Lastly, the number of TKA trials according to time between grades in hospitals changed significantly. This suggests that TKA is spreading in a more universal and easily accessible form in Korea than before in that it has increased more in other relatively small medical institutions than in tertiary referral medical centers. In addition, due to the increase of orthopaedics specialized surgery clinics, TKA is receiving more prominent attention in those hospitals.

However, our research also has limitations. First, there was no comparison of body mass index, socioeconomic status, activity level, or lifestyle. However, the purpose of this study was to perform a macroscopic analysis of the longitudinal trend of TKA across the country. Thus, many individual patient factors had to be excluded.

Second, a detailed analysis of the region was not conducted. Due to the nature of the Korean social climate, surgery is often performed in the capital city, not in the patient’s residential area. The data of these patients were not properly reflected. In addition, the implementation of TKA in regional metropolitan areas, such as Busan and Gyeongnam, was not properly reflected. Therefore, more specified regional analysis is required in future studies.

Thirdly, in Korea, the Korean institute for healthcare accreditation (KOIHA) regularly conducts medical institution certification evaluations to determine hospital level. Grades of some medical institutions had some modification due to this certification evaluation from 2011 to 2018, which might have acted as a bias for this study.

Lastly, the comparison of this paper was made based on the number of patients. However, patients with TKA might have both knees affected, which is different from the actual number of cases. Further study on this is necessary.

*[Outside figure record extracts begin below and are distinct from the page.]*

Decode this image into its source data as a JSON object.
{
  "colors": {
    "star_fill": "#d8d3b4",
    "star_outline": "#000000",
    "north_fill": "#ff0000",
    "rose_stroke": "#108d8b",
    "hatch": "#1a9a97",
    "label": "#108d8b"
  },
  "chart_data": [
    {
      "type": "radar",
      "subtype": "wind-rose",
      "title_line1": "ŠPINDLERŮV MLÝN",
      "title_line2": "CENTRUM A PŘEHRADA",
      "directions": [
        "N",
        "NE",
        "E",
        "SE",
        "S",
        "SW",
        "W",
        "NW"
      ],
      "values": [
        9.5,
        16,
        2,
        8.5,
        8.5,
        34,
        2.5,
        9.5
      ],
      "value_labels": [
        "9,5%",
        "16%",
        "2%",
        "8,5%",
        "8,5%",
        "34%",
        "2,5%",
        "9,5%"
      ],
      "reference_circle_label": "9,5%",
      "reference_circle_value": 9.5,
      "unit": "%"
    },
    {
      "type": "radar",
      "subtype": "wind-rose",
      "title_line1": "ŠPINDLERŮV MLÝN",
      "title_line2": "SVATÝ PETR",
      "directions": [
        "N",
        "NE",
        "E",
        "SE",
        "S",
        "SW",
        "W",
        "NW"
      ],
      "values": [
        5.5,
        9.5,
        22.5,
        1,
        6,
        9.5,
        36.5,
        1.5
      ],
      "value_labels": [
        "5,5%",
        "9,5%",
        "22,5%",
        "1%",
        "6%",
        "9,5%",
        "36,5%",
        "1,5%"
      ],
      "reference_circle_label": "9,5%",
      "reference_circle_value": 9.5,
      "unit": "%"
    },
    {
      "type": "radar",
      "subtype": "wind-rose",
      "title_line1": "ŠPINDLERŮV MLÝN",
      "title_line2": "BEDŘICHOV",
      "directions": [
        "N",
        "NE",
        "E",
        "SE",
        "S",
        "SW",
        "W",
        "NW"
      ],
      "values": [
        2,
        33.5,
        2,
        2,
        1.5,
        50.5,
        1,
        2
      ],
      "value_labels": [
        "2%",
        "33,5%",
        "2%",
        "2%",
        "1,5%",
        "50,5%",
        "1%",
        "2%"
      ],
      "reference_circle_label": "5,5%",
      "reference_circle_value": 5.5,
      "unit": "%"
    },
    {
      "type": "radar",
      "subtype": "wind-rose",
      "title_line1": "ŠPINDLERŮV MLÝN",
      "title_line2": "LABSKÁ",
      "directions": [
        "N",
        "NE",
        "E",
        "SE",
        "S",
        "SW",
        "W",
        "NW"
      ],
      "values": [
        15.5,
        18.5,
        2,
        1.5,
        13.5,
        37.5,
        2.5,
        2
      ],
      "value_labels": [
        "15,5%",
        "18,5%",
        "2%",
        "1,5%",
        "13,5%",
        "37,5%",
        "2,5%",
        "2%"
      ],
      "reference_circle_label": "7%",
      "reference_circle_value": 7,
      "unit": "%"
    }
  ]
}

Despite these limitations, this study is still meaningful in that it analyzes national longitudinal trends for the last 10 years. In addition, based on the results of this study, we can predict the socioeconomic burden due to TKA in future. According to a previous study on nationwide German healthcare by Klug et al. [37], it is predicted that the socioeconomic burden caused by TKA will increase by 43% over the next 30 years. As the burden of artificial joint surgery is increasing worldwide, this study will be helpful in applying age-specific and selective welfare strategies while establishing a nationwide healthcare system.

5. Conclusions

This study analyzed the trend of Total Knee Arthroplasty in Korea from 2011 to 2018. Yearly, the total number of surgeries increased, the number of patients by age decreased in those under the age of 70, while the number of patients over 70 years of age increased. Particularly in the 60s age group, the number of patients showed a characteristic tendency to decrease compared to the increasing population ratio. A remarkable increase was evident in women. Increases were seen across all hospital levels; however, compared to tertiary referral centers, it increased further at the clinic level. By region, it was most frequently implemented in Seoul. However, there was no significant difference between regions.